- Location: Ahırtaş village, Döşemealtı, Antalya Province, Turkey
- Coordinates: 37°13′44″N 30°42′37″E﻿ / ﻿37.22889°N 30.71028°E
- Length: 633 m (2,077 ft)
- Discovery: 1919
- Cave survey: 1972

= Kocain Cave =

Cave in Antalya Province, southwestern Turkey

Kocain Cave (Kocain Mağarası) is a cave in Antalya Province, southwestern Turkey. It is a registered natural monument.

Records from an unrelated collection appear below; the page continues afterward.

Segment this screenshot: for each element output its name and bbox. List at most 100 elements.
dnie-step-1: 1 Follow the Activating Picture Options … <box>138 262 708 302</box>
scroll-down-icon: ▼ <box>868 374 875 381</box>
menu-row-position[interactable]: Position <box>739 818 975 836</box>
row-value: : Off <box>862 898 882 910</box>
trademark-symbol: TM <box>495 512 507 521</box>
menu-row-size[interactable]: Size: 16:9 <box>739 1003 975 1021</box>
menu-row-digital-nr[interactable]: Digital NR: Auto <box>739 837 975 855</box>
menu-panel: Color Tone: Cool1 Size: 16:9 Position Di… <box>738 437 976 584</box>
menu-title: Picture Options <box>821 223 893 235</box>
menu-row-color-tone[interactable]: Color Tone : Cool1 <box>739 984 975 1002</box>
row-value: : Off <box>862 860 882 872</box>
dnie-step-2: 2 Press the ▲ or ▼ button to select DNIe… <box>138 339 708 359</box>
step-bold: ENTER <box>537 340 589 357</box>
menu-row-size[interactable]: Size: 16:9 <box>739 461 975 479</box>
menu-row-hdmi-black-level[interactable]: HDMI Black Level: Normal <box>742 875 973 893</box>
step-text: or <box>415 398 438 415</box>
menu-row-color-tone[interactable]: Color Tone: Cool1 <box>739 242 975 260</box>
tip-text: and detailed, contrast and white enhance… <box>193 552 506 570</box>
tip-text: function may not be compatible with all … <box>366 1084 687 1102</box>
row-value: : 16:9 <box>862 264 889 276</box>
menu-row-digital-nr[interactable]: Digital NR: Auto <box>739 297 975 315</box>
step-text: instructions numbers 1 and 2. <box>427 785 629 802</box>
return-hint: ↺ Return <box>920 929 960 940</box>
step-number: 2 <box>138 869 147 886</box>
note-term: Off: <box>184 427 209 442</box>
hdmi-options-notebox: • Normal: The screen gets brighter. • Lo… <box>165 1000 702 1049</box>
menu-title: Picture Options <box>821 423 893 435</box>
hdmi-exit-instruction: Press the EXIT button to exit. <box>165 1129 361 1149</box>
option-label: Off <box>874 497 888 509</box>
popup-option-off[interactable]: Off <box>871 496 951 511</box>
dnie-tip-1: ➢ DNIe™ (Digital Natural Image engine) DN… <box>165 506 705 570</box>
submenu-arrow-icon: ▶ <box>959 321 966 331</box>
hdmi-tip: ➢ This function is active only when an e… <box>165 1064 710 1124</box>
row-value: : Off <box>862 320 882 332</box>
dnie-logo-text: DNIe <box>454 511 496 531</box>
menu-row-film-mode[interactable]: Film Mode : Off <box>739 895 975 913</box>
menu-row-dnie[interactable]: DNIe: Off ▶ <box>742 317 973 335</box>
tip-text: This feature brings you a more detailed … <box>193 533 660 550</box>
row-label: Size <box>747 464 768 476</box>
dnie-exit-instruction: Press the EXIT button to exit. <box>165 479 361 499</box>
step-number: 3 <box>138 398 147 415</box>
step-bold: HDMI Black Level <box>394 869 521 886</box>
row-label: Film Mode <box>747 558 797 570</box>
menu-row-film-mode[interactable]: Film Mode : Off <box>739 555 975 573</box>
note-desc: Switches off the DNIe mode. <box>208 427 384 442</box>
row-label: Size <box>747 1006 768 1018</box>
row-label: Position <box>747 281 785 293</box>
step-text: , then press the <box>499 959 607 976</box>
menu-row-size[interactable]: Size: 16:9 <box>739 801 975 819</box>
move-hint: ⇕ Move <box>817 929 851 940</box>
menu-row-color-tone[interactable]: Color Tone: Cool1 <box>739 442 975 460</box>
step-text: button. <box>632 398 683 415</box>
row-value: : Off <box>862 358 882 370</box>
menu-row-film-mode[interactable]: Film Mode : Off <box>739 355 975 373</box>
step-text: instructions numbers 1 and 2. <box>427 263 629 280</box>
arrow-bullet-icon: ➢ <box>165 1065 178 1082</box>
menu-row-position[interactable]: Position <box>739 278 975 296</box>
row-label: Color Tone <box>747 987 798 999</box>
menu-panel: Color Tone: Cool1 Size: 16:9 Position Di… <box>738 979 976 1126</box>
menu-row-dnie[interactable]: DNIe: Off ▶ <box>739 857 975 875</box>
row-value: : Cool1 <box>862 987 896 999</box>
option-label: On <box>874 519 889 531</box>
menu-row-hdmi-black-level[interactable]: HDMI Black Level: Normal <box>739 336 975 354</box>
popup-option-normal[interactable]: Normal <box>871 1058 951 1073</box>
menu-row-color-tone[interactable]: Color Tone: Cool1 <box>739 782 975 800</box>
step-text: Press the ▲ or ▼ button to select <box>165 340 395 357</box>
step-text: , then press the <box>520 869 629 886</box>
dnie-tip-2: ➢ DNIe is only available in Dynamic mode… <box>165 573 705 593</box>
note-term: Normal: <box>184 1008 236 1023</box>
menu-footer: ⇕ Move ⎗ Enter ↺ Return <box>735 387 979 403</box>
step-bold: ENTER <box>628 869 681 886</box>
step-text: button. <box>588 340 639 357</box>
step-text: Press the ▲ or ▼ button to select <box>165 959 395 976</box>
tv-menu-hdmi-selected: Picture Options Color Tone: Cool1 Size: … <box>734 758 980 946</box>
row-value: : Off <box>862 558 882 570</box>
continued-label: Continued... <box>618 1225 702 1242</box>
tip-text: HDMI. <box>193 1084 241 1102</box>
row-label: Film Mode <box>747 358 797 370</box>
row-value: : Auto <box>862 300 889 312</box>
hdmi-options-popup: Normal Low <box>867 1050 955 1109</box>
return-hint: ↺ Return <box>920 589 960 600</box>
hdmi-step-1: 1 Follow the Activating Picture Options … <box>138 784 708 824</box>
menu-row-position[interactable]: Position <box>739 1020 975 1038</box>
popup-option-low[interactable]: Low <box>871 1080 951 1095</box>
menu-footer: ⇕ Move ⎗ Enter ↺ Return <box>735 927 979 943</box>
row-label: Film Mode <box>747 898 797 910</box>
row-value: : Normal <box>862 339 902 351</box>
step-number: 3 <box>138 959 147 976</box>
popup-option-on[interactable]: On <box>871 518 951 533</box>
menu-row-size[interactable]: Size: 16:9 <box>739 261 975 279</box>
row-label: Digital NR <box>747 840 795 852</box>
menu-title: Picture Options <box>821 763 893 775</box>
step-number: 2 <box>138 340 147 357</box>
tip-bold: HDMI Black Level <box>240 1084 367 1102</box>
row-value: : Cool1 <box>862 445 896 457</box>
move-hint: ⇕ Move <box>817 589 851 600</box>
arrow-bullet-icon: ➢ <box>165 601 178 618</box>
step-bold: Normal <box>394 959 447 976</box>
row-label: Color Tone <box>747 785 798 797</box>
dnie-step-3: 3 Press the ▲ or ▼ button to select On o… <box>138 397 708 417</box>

The cave is situated in Killik location of Ahırtaş village at Döşemealtı district of Antalya Province. It was discovered in 1919, and was surveyed by scientists from Ankara University several times after 1946. First exploration in terms of speleology was carried out in cooperation with French speleologists in 1972. The cave is 633 m long and has two large chambers on the main gallery, which has a clearance of 80 m at some places. The cave entrance is about 75 m wide and 20 m high. The cave features monumental stalactites and stalagmites. It is assumed that the cave was used for religious purposes during the early Christianity due to existence of readable inscriptions. Above data is taken from the cave's information board visible at external link.

The cave was registered a natural monument on August 16, 2013. It covers an area of 60.806 ha.